Doch die überraschende Eskalation um Katar macht klar, dass die Gründung einer alle Golf-Staaten umfassenden Allianz vermutlich nicht zu realisieren ist. Zu unterschiedlich sind die Interessen.

Die US-Strategie, wonach weltweit Partner militärisch und finanziell eingebunden werden sollen, um die Belastung der USA im Rahmen der Auslandseinsätze zu reduzieren, ist nach Angaben des US-Informationsdienstes Stratfor im Vergleich zur Obama-Regierung als Neuheit anzusehen. Trump setze eine ganz andere Strategie um, um dasselbe Ziel zu erreichen.

Im Falle des Nahen Ostens plant Trump, eine "arabische NATO" unter der Führung von Saudi-Arabien und mit US-amerikanischer Ausrüstung ins Leben zu rufen, um ISIS zu bekämpfen und den Iran zurückzudrängen. Die Rückkehr der USA in das "sunnitische Lager" im Nahen Osten sei nach wie vor kompatibel mit dem Gleichgewicht der Mächte in der Region, so Stratfor.

Der damalige US-Präsident George W. Bush brachte die Region aus dem Gleichgewicht, als er den irakischen Führer Saddam Hussein absetzte und effektiv ein arabisches Tor für den Iran eröffnete. Dadurch bekam der Iran die Möglichkeit, seinen Einfluss auf die schiitische Mehrheit im Irak zu erweitern. Die Obama-Jahre seien dann mit Bemühungen aufgebraucht worden, um ein überwältigendes Iran-Problem ohne einen destabilisierenden Krieg im Persischen Golf zu lösen. Mit einem tragfähigen, wenn auch unvollkommenen, Atom-Abkommen konnten die USA den Iran aus dem Krisenniveau herabstufen, damit sich die US-Regierung auf andere dringende außenpolitische Prioritäten konzentrieren konnte.

Trump hat nun einen größeren Handlungsspielraum, um die Unterstützung für das sunnitisch-arabische Lager zu stärken. Dadurch wolle er eine stärkere Kontrolle über den Iran erzielen. Der Iran wurde zwar von den Sanktionen befreit, doch es steht mittlerweile einer größeren regionalen Konkurrenz gegenüber.  Saudi-Arabien sei von Trumps Auftritt in Riad besonders begeistert gewesen. Es habe kein besseres Geschenk für die Saudis gegeben als einen US-Präsidenten, der sich einerseits gegen den Iran positioniert, um gleichzeitig die Menschenrechtsdefizite in Saudi-Arabien unter den Teppich zu kehren.

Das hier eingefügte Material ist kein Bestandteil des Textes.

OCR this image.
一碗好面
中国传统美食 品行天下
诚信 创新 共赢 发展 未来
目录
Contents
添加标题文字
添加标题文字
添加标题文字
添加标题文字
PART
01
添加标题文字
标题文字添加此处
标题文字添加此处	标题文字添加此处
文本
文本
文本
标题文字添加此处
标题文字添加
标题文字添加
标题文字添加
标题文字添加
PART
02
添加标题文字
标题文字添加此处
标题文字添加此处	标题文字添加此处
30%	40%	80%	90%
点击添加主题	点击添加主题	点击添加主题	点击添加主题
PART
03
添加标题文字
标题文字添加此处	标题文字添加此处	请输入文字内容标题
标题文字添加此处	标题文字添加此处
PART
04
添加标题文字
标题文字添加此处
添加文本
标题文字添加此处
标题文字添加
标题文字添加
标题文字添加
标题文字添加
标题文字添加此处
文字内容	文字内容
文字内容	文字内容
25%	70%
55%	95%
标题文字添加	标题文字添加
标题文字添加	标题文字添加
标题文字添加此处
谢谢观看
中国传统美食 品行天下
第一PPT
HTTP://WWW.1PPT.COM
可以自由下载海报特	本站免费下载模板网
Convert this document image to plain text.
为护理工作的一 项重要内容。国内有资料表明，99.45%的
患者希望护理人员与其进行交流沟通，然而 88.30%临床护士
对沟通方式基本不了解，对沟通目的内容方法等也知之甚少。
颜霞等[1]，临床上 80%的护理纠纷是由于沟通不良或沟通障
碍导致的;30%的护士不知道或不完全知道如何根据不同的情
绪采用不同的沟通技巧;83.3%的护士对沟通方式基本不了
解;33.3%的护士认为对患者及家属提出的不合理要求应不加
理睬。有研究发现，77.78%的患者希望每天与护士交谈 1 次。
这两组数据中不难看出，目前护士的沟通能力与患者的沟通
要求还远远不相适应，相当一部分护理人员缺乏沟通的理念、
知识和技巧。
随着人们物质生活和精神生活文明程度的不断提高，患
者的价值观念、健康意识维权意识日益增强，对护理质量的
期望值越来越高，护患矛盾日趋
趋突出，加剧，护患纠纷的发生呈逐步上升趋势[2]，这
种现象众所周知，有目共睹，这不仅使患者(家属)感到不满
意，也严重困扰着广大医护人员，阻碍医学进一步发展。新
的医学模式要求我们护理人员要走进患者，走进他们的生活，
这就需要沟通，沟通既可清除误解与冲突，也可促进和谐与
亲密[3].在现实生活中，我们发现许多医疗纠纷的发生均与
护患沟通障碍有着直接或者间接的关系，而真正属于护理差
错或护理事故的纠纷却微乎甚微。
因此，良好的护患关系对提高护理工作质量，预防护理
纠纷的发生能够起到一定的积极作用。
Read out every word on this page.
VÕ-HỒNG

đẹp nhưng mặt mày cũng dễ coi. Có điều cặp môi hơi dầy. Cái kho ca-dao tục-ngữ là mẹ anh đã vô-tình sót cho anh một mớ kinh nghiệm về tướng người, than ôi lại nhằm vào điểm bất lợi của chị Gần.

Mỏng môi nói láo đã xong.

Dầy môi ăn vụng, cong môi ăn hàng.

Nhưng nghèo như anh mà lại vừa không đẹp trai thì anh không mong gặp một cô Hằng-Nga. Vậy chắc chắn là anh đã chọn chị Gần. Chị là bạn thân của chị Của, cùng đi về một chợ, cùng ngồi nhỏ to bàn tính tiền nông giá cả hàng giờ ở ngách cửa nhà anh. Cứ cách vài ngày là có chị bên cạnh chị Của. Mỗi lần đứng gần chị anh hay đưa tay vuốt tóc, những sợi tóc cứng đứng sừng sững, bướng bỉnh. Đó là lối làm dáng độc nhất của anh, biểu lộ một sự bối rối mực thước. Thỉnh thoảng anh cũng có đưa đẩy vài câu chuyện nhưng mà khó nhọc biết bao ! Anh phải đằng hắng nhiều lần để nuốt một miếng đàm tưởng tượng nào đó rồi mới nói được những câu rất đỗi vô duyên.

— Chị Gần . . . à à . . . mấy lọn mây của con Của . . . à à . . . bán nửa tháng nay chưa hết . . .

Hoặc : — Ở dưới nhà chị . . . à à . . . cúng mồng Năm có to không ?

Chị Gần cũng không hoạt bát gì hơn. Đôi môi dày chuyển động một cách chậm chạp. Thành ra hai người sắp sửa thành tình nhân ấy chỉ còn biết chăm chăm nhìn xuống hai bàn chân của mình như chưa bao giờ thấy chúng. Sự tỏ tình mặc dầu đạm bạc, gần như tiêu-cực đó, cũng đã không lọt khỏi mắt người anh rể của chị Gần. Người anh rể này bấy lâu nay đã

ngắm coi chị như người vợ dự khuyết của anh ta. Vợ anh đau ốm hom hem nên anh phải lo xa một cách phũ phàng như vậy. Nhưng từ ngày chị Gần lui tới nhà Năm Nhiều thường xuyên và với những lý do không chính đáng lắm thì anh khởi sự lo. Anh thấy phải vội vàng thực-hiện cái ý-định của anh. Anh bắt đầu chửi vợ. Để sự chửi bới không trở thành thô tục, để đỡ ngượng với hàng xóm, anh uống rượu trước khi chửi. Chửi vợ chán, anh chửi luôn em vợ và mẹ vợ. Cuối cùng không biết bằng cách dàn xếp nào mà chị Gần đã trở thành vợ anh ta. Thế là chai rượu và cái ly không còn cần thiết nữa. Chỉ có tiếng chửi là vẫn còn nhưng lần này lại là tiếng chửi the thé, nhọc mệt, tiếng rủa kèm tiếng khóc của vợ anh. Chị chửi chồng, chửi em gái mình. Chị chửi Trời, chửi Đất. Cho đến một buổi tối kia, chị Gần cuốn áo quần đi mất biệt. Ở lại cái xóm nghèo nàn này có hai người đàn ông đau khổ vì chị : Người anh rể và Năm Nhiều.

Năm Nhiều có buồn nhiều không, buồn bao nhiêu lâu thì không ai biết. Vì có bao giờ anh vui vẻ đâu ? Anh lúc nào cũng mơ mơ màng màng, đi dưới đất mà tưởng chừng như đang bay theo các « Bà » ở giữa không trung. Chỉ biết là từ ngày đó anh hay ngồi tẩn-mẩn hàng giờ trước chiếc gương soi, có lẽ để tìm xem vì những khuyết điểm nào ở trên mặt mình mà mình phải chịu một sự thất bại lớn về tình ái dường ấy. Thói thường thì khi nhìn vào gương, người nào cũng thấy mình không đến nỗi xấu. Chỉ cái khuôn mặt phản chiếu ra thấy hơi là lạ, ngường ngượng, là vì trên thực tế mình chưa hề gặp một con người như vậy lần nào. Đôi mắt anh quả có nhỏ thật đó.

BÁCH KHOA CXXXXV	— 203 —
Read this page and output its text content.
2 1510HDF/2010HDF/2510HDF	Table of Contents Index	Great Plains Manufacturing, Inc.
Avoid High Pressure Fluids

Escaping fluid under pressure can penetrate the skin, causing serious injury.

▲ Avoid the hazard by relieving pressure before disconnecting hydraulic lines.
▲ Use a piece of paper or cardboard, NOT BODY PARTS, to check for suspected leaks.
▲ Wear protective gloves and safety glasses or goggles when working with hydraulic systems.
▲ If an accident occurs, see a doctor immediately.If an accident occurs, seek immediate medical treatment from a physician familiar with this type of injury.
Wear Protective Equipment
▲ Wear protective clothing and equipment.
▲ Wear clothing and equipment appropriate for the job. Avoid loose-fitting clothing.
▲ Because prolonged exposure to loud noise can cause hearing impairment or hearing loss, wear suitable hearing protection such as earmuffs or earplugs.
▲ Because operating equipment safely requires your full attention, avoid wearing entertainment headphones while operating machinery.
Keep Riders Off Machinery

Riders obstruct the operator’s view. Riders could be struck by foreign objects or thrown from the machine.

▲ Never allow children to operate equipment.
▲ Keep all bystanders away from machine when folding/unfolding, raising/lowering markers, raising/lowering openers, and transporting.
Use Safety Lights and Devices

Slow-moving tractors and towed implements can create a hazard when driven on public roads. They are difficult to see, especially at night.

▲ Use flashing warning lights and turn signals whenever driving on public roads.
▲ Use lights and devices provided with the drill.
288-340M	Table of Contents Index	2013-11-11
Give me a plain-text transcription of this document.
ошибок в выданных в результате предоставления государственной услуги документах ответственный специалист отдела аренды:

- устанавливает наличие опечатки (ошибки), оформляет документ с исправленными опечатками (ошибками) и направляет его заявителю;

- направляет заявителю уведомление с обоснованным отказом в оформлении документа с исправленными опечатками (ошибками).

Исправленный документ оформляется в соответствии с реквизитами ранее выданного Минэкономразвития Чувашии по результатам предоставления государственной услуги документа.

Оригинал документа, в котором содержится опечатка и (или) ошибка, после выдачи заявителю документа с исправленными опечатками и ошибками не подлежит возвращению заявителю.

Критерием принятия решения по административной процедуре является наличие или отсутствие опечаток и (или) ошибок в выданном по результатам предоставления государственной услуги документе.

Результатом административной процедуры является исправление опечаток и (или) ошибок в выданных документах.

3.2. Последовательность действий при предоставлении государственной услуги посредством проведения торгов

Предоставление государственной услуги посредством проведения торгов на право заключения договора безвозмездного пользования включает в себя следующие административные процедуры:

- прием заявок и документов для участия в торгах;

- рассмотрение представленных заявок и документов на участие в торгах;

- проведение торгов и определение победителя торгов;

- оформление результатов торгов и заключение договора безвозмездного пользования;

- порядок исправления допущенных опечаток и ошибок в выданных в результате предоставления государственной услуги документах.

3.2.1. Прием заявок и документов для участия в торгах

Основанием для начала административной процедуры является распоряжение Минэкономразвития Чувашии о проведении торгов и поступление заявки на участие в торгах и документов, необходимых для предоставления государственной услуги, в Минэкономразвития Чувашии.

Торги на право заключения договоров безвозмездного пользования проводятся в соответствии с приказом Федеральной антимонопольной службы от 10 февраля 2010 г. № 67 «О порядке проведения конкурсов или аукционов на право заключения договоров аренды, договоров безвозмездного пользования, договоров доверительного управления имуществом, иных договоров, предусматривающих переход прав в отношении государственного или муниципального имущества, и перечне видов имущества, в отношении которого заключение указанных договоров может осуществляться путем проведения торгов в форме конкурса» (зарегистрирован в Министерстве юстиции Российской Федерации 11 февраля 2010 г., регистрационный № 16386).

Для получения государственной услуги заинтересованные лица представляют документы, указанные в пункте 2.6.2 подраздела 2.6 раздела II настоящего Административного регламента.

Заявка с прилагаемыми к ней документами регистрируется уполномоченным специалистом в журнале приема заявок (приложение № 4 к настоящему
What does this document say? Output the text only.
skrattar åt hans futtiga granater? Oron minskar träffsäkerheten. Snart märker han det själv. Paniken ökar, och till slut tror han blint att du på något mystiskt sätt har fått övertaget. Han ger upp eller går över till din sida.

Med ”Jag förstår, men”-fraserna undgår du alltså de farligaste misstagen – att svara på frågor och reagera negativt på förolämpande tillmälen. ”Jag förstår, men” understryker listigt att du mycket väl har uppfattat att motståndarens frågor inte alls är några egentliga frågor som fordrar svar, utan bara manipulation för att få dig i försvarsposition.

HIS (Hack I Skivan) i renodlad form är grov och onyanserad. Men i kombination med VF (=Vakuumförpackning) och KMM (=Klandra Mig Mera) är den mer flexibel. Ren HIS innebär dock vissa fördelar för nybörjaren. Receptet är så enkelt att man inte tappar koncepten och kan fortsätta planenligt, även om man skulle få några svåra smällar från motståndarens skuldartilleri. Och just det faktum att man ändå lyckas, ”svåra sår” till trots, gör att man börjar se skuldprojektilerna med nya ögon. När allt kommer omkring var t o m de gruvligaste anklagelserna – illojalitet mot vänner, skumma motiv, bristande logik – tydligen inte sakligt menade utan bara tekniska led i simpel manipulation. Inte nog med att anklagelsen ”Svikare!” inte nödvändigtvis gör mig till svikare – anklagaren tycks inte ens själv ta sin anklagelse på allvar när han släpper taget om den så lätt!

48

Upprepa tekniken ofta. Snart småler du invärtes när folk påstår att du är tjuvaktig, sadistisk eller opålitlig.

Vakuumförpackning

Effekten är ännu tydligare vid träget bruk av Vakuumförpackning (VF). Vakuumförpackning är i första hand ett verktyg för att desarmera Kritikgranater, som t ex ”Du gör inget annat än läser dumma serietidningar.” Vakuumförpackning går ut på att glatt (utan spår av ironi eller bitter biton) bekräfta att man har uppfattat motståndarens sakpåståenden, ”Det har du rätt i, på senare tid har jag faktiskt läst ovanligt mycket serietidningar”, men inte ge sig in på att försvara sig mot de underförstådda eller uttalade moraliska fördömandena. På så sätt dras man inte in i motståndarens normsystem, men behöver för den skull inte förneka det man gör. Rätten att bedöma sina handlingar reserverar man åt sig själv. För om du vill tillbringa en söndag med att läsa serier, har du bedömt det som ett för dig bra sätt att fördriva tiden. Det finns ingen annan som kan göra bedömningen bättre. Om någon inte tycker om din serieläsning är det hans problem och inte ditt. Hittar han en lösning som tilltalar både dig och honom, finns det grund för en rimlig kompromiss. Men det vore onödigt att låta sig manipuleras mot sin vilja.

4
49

Stratfor führt aus, dass Trumps Idee von einer "arabischen NATO" nichts weiter als eine "Wüsten-Illusion" sei. Obwohl viele sunnitisch-arabische Staaten die Expansionsbestrebungen des Irans bedrohlich finden, werde es nicht möglich sein, ein nahöstliches Verteidigungsbündnis gegen den Iran aufzubauen. Die geopolitischen Spaltungen und Streitigkeiten der sunnitisch-arabischen Staaten seien derart tief, dass es nicht möglich sein werde, eine Einheit zu schaffen.

Das habe ein kürzliches Ereignis der Öffentlichkeit deutlich vor Augen geführt: zwei Tage nach dem Gipfel in Riad, also am 23. Mai 2017, veröffentliche der Emir von Katar, Sheikh Tamim bin Hamad al-Thani, einschlägige Aussagen zugunsten des Irans, der Hamas und der Muslimbruderschaft. Die Aussagen wurden von der katarischen Nachrichtenagentur QNA in Umlauf gebracht. Der Emir sagte: "Der Iran repräsentiert eine regionale und islamische Macht, die nicht ignoriert werden kann und es ist unklug, Feindschaft gegen den Iran zu säen (...). Die Hamas ist der Vertreter des palästinensischen Volkes."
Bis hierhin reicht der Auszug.